Response to SPI-4 proposal 01-251

Richard Moore richard.moore at
Thu Aug 30 16:06:04 PDT 2001

* From the T10 Reflector (t10 at, posted by:
* Richard Moore <richard.moore at>
	This is in response to 01-251 which is on the Parallel SCSI Working
Group agenda for September.
	Due to a prior commitment it is unlikely that I will attend that
meeting, so I am responding by way
	of the reflector.

	The proposal adds restrictions to initiator designs. There is
existing silicon that would be broken
	by this proposal. It is allowable in SPI-3, and in SPI-4 as
currently drafted, for an initiator to count
	REQs in DT mode by counting the trailing edges of REQ only (and
multiplying by two).

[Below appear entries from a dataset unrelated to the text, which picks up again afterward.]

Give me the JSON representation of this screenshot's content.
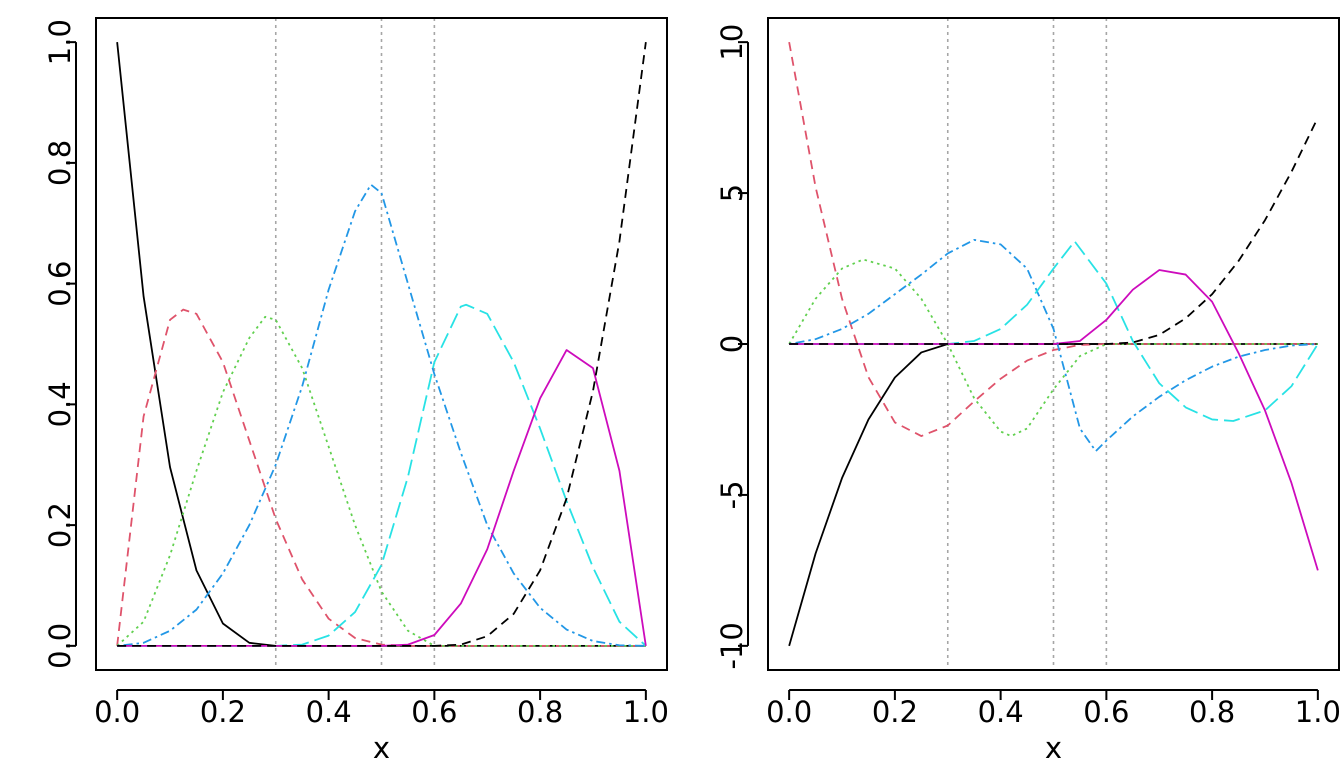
{
  "chart_data": [
    {
      "type": "line",
      "title": "",
      "xlabel": "x",
      "ylabel": "",
      "xlim": [
        -0.04,
        1.04
      ],
      "ylim": [
        -0.04,
        1.04
      ],
      "xticks": [
        0.0,
        0.2,
        0.4,
        0.6,
        0.8,
        1.0
      ],
      "xtick_labels": [
        "0.0",
        "0.2",
        "0.4",
        "0.6",
        "0.8",
        "1.0"
      ],
      "yticks": [
        0.0,
        0.2,
        0.4,
        0.6,
        0.8,
        1.0
      ],
      "ytick_labels": [
        "0.0",
        "0.2",
        "0.4",
        "0.6",
        "0.8",
        "1.0"
      ],
      "knots": [
        0.3,
        0.5,
        0.6
      ],
      "grid": false,
      "legend": "none",
      "series": [
        {
          "color": "#000000",
          "linestyle": "solid",
          "x": [
            0,
            0.05,
            0.1,
            0.15,
            0.2,
            0.25,
            0.3,
            0.4,
            0.5,
            0.6,
            0.7,
            0.8,
            0.9,
            1.0
          ],
          "values": [
            1.0,
            0.579,
            0.296,
            0.125,
            0.037,
            0.005,
            0,
            0,
            0,
            0,
            0,
            0,
            0,
            0
          ]
        },
        {
          "color": "#DF536B",
          "linestyle": "dashed",
          "x": [
            0,
            0.05,
            0.1,
            0.125,
            0.15,
            0.2,
            0.25,
            0.3,
            0.35,
            0.4,
            0.45,
            0.5,
            0.55,
            0.6,
            0.7,
            1.0
          ],
          "values": [
            0,
            0.38,
            0.54,
            0.557,
            0.55,
            0.47,
            0.34,
            0.21,
            0.11,
            0.045,
            0.013,
            0.002,
            0,
            0,
            0,
            0
          ]
        },
        {
          "color": "#61D04F",
          "linestyle": "dotted",
          "x": [
            0,
            0.05,
            0.1,
            0.15,
            0.2,
            0.25,
            0.28,
            0.3,
            0.35,
            0.4,
            0.45,
            0.5,
            0.55,
            0.6,
            0.7,
            1.0
          ],
          "values": [
            0,
            0.04,
            0.15,
            0.29,
            0.42,
            0.51,
            0.545,
            0.54,
            0.46,
            0.33,
            0.2,
            0.09,
            0.025,
            0,
            0,
            0
          ]
        },
        {
          "color": "#2297E6",
          "linestyle": "dotdash",
          "x": [
            0,
            0.05,
            0.1,
            0.15,
            0.2,
            0.25,
            0.3,
            0.35,
            0.4,
            0.45,
            0.48,
            0.5,
            0.55,
            0.6,
            0.65,
            0.7,
            0.75,
            0.8,
            0.85,
            0.9,
            0.95,
            1.0
          ],
          "values": [
            0,
            0.005,
            0.025,
            0.06,
            0.12,
            0.2,
            0.3,
            0.43,
            0.59,
            0.72,
            0.764,
            0.75,
            0.6,
            0.45,
            0.32,
            0.2,
            0.12,
            0.063,
            0.027,
            0.008,
            0.001,
            0
          ]
        },
        {
          "color": "#28E2E5",
          "linestyle": "longdash",
          "x": [
            0,
            0.3,
            0.35,
            0.4,
            0.45,
            0.5,
            0.55,
            0.6,
            0.65,
            0.66,
            0.7,
            0.75,
            0.8,
            0.85,
            0.9,
            0.95,
            1.0
          ],
          "values": [
            0,
            0,
            0.002,
            0.017,
            0.056,
            0.134,
            0.28,
            0.47,
            0.562,
            0.565,
            0.55,
            0.47,
            0.36,
            0.24,
            0.13,
            0.04,
            0
          ]
        },
        {
          "color": "#CD0BBC",
          "linestyle": "solid",
          "x": [
            0,
            0.5,
            0.55,
            0.6,
            0.65,
            0.7,
            0.75,
            0.8,
            0.85,
            0.9,
            0.95,
            1.0
          ],
          "values": [
            0,
            0,
            0.002,
            0.018,
            0.07,
            0.16,
            0.29,
            0.41,
            0.49,
            0.46,
            0.29,
            0
          ]
        },
        {
          "color": "#000000",
          "linestyle": "dashed",
          "x": [
            0,
            0.6,
            0.65,
            0.7,
            0.75,
            0.8,
            0.85,
            0.9,
            0.95,
            1.0
          ],
          "values": [
            0,
            0,
            0.002,
            0.016,
            0.053,
            0.125,
            0.244,
            0.422,
            0.67,
            1.0
          ]
        }
      ]
    },
    {
      "type": "line",
      "title": "",
      "xlabel": "x",
      "ylabel": "",
      "xlim": [
        -0.04,
        1.04
      ],
      "ylim": [
        -10.8,
        10.8
      ],
      "xticks": [
        0.0,
        0.2,
        0.4,
        0.6,
        0.8,
        1.0
      ],
      "xtick_labels": [
        "0.0",
        "0.2",
        "0.4",
        "0.6",
        "0.8",
        "1.0"
      ],
      "yticks": [
        -10,
        -5,
        0,
        5,
        10
      ],
      "ytick_labels": [
        "-10",
        "-5",
        "0",
        "5",
        "10"
      ],
      "knots": [
        0.3,
        0.5,
        0.6
      ],
      "grid": false,
      "legend": "none",
      "series": [
        {
          "color": "#000000",
          "linestyle": "solid",
          "x": [
            0,
            0.05,
            0.1,
            0.15,
            0.2,
            0.25,
            0.3,
            0.4,
            0.5,
            0.6,
            0.7,
            0.8,
            0.9,
            1.0
          ],
          "values": [
            -10,
            -6.94,
            -4.44,
            -2.5,
            -1.11,
            -0.28,
            0,
            0,
            0,
            0,
            0,
            0,
            0,
            0
          ]
        },
        {
          "color": "#DF536B",
          "linestyle": "dashed",
          "x": [
            0,
            0.05,
            0.1,
            0.15,
            0.2,
            0.25,
            0.3,
            0.35,
            0.4,
            0.45,
            0.5,
            0.55,
            0.6,
            0.8,
            1.0
          ],
          "values": [
            10,
            5.2,
            1.5,
            -1.1,
            -2.6,
            -3.05,
            -2.7,
            -1.9,
            -1.15,
            -0.55,
            -0.2,
            -0.03,
            0,
            0,
            0
          ]
        },
        {
          "color": "#61D04F",
          "linestyle": "dotted",
          "x": [
            0,
            0.05,
            0.1,
            0.14,
            0.2,
            0.25,
            0.3,
            0.35,
            0.4,
            0.42,
            0.45,
            0.5,
            0.55,
            0.6,
            0.8,
            1.0
          ],
          "values": [
            0,
            1.5,
            2.5,
            2.8,
            2.5,
            1.5,
            0,
            -1.8,
            -2.9,
            -3.05,
            -2.8,
            -1.5,
            -0.4,
            0,
            0,
            0
          ]
        },
        {
          "color": "#2297E6",
          "linestyle": "dotdash",
          "x": [
            0,
            0.05,
            0.1,
            0.15,
            0.2,
            0.25,
            0.3,
            0.35,
            0.4,
            0.45,
            0.5,
            0.55,
            0.58,
            0.6,
            0.65,
            0.7,
            0.75,
            0.8,
            0.85,
            0.9,
            0.95,
            1.0
          ],
          "values": [
            0,
            0.16,
            0.5,
            1.0,
            1.65,
            2.3,
            3.0,
            3.45,
            3.3,
            2.5,
            0.5,
            -2.8,
            -3.55,
            -3.2,
            -2.4,
            -1.75,
            -1.2,
            -0.75,
            -0.42,
            -0.2,
            -0.05,
            0
          ]
        },
        {
          "color": "#28E2E5",
          "linestyle": "longdash",
          "x": [
            0,
            0.3,
            0.35,
            0.4,
            0.45,
            0.5,
            0.54,
            0.6,
            0.65,
            0.7,
            0.75,
            0.8,
            0.84,
            0.9,
            0.95,
            1.0
          ],
          "values": [
            0,
            0,
            0.1,
            0.5,
            1.3,
            2.5,
            3.4,
            2.0,
            0.1,
            -1.3,
            -2.1,
            -2.5,
            -2.55,
            -2.2,
            -1.4,
            0
          ]
        },
        {
          "color": "#CD0BBC",
          "linestyle": "solid",
          "x": [
            0,
            0.5,
            0.55,
            0.6,
            0.65,
            0.7,
            0.75,
            0.8,
            0.85,
            0.9,
            0.95,
            1.0
          ],
          "values": [
            0,
            0,
            0.1,
            0.8,
            1.8,
            2.45,
            2.3,
            1.4,
            -0.3,
            -2.2,
            -4.6,
            -7.5
          ]
        },
        {
          "color": "#000000",
          "linestyle": "dashed",
          "x": [
            0,
            0.6,
            0.65,
            0.7,
            0.75,
            0.8,
            0.85,
            0.9,
            0.95,
            1.0
          ],
          "values": [
            0,
            0,
            0.05,
            0.3,
            0.85,
            1.65,
            2.75,
            4.1,
            5.7,
            7.5
          ]
        }
      ]
    }
  ]
}
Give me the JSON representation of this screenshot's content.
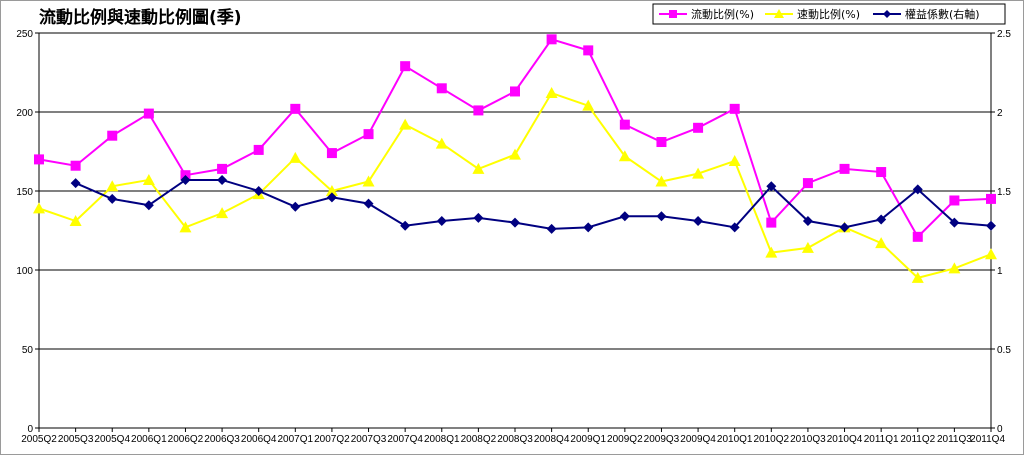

The proposed
	change would make such initiators illegal under SPI-4.

	The proposal claims that this change fixes a deadlock condition.
With the initiator behavior I described,
	such a deadlock could only occur if a target sent a REQ assertion,
and then ceased to generate REQ
	transitions even when the initiator has ACKed all data prior to the
REQ assertion. In this case, the offset
	will be 1 when the "deadlock" is reached. But unless the negotiated
maximum offset is also 1 (which
	is clearly a useless implementation of synchronous transfers), there
is no deadlock unless the target
	fails to take advantage of the available offset by issuing more
REQs. For a target to wait for zero offset
	is contrary to the purpose of synchronous transfers because it
imposes a performance hit. In order to
	achieve maximum transfer rates, it is up to the target to generate
as many REQs as possible up to the
	maximum offset (subject to other protocol constraints, of course).

	There are no protocol constraints that would force a target to stop
REQing indefinitely with an offset of 1.
	Is there any valid reason to expect that a target would do so?